Republicans on the Senate Budget Committee have pressed the Congressional Budget Office to release details of the forthcoming new health insurance simulation model.
In pointed language, the letter led by committee Chair Sen. Mike Enzi (R-Wyo.) suggested that the CBO should test its model with a do-over of the original estimate of the federal spending and health insurance coverage for the Affordable Care Act "to determine whether the agency's estimate would have been closer to the actual, observed amounts since (the ACA's) enactment."
The CBO's health insurance projections rankled Republicans last year throughout their repeal-and-replace effort when the independent agency depicted drastic coverage losses should either the House or Senate GOP overhaul bills pass.
In the summer of 2017, the White House went on the attack against the CBO's prediction that the Republican measures would cut 22 million from insurance coverage within a decade, saying the analysis was based on faulty numbers. The agency had forecast 25 million would be covered by the ACA in 2017, but in that year just over 10 million had individual market insurance.

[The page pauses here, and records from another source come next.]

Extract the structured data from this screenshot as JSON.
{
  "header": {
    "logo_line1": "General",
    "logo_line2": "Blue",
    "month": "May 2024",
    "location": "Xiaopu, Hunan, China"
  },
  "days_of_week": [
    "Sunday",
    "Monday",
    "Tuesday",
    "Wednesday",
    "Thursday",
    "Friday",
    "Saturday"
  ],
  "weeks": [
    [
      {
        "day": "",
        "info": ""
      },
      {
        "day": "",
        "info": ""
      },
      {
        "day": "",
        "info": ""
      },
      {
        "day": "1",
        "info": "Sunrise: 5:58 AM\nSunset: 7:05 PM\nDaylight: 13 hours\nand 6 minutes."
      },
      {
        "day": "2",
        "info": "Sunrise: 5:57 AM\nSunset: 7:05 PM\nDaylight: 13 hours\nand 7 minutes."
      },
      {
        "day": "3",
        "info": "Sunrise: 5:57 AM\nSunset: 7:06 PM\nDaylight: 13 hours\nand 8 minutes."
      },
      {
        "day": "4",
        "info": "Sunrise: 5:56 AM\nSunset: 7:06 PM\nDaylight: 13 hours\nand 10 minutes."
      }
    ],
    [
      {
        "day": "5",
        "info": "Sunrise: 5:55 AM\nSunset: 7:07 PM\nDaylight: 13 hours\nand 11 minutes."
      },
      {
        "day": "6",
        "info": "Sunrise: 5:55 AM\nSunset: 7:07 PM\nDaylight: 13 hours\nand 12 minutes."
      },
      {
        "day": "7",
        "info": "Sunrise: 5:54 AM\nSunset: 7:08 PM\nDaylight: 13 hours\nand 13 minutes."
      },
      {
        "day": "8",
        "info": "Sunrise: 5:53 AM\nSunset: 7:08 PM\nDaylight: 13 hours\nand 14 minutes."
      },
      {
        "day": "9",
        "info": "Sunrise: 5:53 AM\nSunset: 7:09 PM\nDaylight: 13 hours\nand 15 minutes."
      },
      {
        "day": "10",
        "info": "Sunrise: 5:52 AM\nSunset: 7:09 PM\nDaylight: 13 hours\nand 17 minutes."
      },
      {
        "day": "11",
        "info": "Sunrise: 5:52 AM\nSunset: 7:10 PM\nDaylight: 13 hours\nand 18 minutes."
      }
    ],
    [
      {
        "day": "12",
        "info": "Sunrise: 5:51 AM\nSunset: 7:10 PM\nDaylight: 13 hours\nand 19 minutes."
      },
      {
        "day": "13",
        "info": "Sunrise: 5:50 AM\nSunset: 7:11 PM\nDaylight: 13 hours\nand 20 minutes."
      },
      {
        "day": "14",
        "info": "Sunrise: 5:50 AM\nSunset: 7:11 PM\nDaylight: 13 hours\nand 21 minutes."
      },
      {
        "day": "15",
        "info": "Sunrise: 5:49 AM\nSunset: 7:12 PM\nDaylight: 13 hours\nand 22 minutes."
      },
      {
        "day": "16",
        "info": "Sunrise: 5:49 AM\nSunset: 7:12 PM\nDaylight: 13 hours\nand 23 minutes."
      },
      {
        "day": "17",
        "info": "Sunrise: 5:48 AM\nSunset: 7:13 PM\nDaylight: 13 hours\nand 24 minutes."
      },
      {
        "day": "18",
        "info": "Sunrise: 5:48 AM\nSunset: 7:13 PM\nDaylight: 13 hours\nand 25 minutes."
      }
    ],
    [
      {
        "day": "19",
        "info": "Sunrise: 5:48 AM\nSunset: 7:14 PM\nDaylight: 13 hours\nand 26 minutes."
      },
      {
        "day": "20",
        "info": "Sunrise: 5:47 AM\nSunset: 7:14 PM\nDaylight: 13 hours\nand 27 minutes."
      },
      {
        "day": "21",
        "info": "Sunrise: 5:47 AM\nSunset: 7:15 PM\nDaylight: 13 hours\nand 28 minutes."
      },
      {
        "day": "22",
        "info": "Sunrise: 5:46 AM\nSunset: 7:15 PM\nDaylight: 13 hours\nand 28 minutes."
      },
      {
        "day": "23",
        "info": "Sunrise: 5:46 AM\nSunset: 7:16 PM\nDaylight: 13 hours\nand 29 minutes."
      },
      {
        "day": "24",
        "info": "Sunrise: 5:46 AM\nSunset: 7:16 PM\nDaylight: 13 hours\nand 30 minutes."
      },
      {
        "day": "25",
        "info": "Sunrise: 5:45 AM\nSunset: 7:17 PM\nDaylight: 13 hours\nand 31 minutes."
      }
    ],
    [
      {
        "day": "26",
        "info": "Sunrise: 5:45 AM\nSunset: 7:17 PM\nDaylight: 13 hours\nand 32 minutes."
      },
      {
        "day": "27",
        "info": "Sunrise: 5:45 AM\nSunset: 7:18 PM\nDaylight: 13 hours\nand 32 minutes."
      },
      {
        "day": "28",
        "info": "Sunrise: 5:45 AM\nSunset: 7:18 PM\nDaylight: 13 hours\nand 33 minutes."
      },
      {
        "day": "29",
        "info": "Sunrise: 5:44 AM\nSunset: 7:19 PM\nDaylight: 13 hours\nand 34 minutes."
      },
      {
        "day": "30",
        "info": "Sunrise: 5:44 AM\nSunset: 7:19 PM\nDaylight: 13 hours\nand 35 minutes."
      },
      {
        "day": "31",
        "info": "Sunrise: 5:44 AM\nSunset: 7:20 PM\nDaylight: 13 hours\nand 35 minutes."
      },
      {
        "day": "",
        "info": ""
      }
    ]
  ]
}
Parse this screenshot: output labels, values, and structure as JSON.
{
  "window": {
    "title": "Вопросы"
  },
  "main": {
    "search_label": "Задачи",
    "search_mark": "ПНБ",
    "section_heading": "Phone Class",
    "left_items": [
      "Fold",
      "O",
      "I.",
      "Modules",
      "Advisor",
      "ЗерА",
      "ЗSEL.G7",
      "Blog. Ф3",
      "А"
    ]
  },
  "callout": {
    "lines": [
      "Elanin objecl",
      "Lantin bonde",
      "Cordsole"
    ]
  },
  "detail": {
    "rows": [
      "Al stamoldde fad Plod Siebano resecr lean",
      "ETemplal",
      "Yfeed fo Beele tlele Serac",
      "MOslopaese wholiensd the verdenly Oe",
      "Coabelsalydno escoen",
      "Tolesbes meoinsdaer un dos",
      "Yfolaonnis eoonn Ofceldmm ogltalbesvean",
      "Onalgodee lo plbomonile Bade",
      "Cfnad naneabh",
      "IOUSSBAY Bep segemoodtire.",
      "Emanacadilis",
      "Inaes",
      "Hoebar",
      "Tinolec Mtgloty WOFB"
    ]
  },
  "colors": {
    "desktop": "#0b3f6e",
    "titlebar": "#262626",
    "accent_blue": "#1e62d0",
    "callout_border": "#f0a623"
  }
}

The attacks drove eight former CBO directors to defend the agency's nonpartisan objectivity in an open letter to congressional leadership, noting that the CBO makes no policy recommendations and "regularly consults with researchers and practitioners with a wide range of views," while also disclosing its analytic techniques and forecast records.
Last month, the Senate Budget Committee convened a hearing after the CBO released a report updating Congress about its "efforts to be transparent" in order to "enhance the credibility of CBO's analyses and processes, promote a thorough understanding of its work, and help people gauge how estimates might change if policies or circumstances differed."
The agency is currently testing its new health insurance simulation model, which it plans to start using for its analyses and projections next spring. Republican senators want to know the data and key assumptions that the model is built on "before it is adopted" and have urged the CBO to test it against outside validation before deploying.
Outside validation includes Obamacare coverage numbers.
"This type of real-world testing not only could serve to validate the model but would help further the goal of developing a new model that is capable of producing more accurate estimates for Members of Congress and the public," the senators wrote.